Configure the Rename Finder Items action to sequentially name your images
8. Next, you'll tell Automator to add the date to the beginning of each image's name. Since the Rename Finder Items action doesn't include this option, you'll use a variable. Click Variables at the top of the action library and locate the Today's date variable.
Automator variables let you insert values that are calculated at runtime into your workflows
Drag the Today's date variable to the beginning of the new name field in the Rename Finder Items action. By default, this variable is set to the format M/D/YYYY. The Finder, however, doesn't like slash characters in file names. So, you'll configure the variable to use dashes instead, and to be formatted in YYYY-MM-DD format for better sorting. Click the triangle button on the right side of the variable and choose Edit...
The date variable is editable
Choose Custom format... from the format menu in the Variable Options window that appears.

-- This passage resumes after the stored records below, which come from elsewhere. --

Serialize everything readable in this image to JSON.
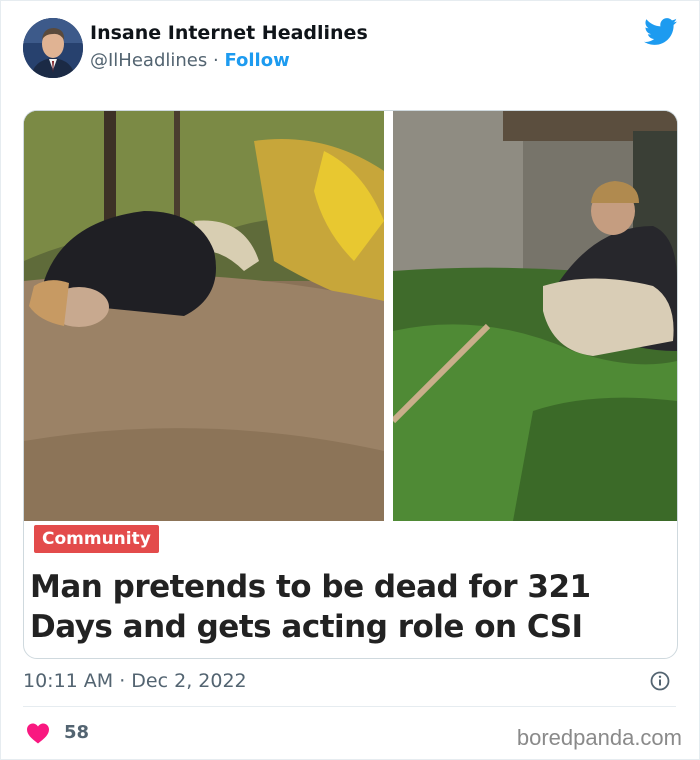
{
  "author": {
    "name": "Insane Internet Headlines",
    "handle": "@IlHeadlines",
    "separator": "·",
    "follow_label": "Follow"
  },
  "icons": {
    "avatar": "avatar-portrait",
    "platform": "twitter-bird-icon",
    "info": "info-icon",
    "like": "heart-icon"
  },
  "card": {
    "tag": "Community",
    "headline": "Man pretends to be dead for 321 Days and gets acting role on CSI"
  },
  "tweet": {
    "time": "10:11 AM · Dec 2, 2022",
    "likes": "58"
  },
  "watermark": "boredpanda.com",
  "colors": {
    "twitter_blue": "#1d9bf0",
    "like_red": "#f91880",
    "tag_red": "#e34b4b"
  }
}
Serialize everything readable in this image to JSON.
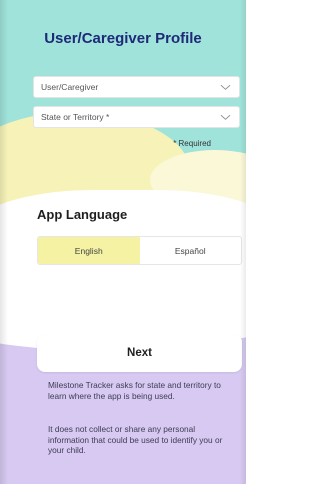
{
  "page": {
    "title": "User/Caregiver Profile"
  },
  "form": {
    "user_caregiver_placeholder": "User/Caregiver",
    "state_placeholder": "State or Territory *",
    "required_note": "* Required"
  },
  "language": {
    "heading": "App Language",
    "options": [
      "English",
      "Español"
    ],
    "selected": "English"
  },
  "actions": {
    "next_label": "Next"
  },
  "info": {
    "paragraph1": "Milestone Tracker asks for state and territory to learn where the app is being used.",
    "paragraph2": "It does not collect or share any personal information that could be used to identify you or your child."
  },
  "colors": {
    "title": "#1e2a78",
    "teal": "#9fe3da",
    "yellow": "#f7f3b8",
    "lavender": "#d7c9f1",
    "selected_language": "#f6f2a4"
  },
  "icons": {
    "dropdown": "chevron-down-icon"
  }
}
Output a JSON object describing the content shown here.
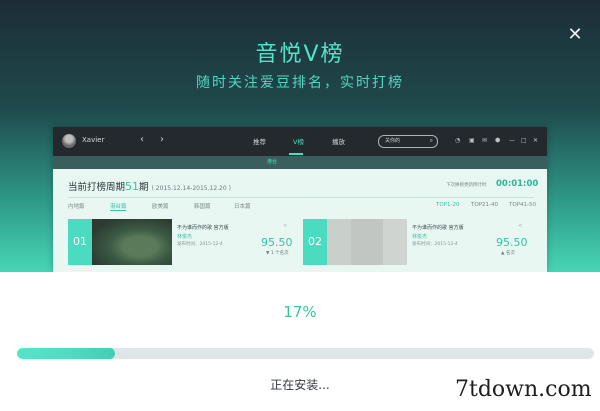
{
  "installer": {
    "title": "音悦V榜",
    "subtitle": "随时关注爱豆排名，实时打榜",
    "progress_percent_label": "17%",
    "progress_fraction": 0.17,
    "status": "正在安装...",
    "close_icon": "close-icon"
  },
  "app": {
    "username": "Xavier",
    "nav": [
      "推荐",
      "V榜",
      "播放"
    ],
    "search_placeholder": "关你的",
    "subtab": "港台",
    "period": {
      "label": "当前打榜周期",
      "number": "51",
      "unit": "期",
      "dates": "( 2015.12.14-2015.12.20 )"
    },
    "hint": "下次换榜更新倒计时",
    "countdown": "00:01:00",
    "regions": [
      "内地篇",
      "港台篇",
      "欧美篇",
      "韩国篇",
      "日本篇"
    ],
    "ranges": [
      "TOP1-20",
      "TOP21-40",
      "TOP41-50"
    ],
    "cards": [
      {
        "rank": "01",
        "song": "不为谁而作的歌 官方版",
        "artist": "林俊杰",
        "date": "发布时间：2015-12-4",
        "score": "95.50",
        "trend": "▼ 1 个名次"
      },
      {
        "rank": "02",
        "song": "不为谁而作的歌 官方版",
        "artist": "林俊杰",
        "date": "发布时间：2015-12-4",
        "score": "95.50",
        "trend": "▲ 名次"
      }
    ]
  },
  "watermark": "7tdown.com",
  "colors": {
    "accent": "#37c3a4",
    "track": "#dee6e9"
  }
}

Custom formatting allows you to specify a precise format for a date variable
Drag year, month, and day components together into the editing field and separate them with dashes. Click the triangle to the right of the month and day components, and set them to appear as two digits. Click Done when you're finished.
Formatting the Today's date variable as YYYY-MM-DD
9. Find the Scale Images action and drag it to the end of the workflow. Again, Automator warns you about modifying your images. And, again, since your workflow is already working with duplicates, you should be safe. Click Don't Add so the Copy Finder Items action isn't inserted too.
Automator really, really, really wants to protect your files. If you get annoyed by these alerts, click the checkbox to prevent future ones from appearing.
Configure the Scale Images action to resize your images To Size (pixels) and enter the desired pixel size. Note that this is on the longest side of the image.
The Scale Images action resizes your blog images
10. Save the workflow as Blog - Scale Images. Automator installs it where it needs to go.
Saving the workflow as a Service makes it accessible in the Finder
Running the Workflow
In the Finder, select a bunch of images and right click to display the contextual menu. Choose Services > Blog - Scale Images to run the workflow.
Your workflow appears in the Finder's contextual menu when you have image files selected
The workflow runs, creates a Scaled for Web folder on your Desktop, copies the images into the folder, renames them sequentially, and scales them the appropriate amount.
The renamed and scaled images are copied into a Scaled for Web folder on your Desktop
Now, with the help of your new Automator service, you can get back to writing, and spend less time editing images. Happy blogging!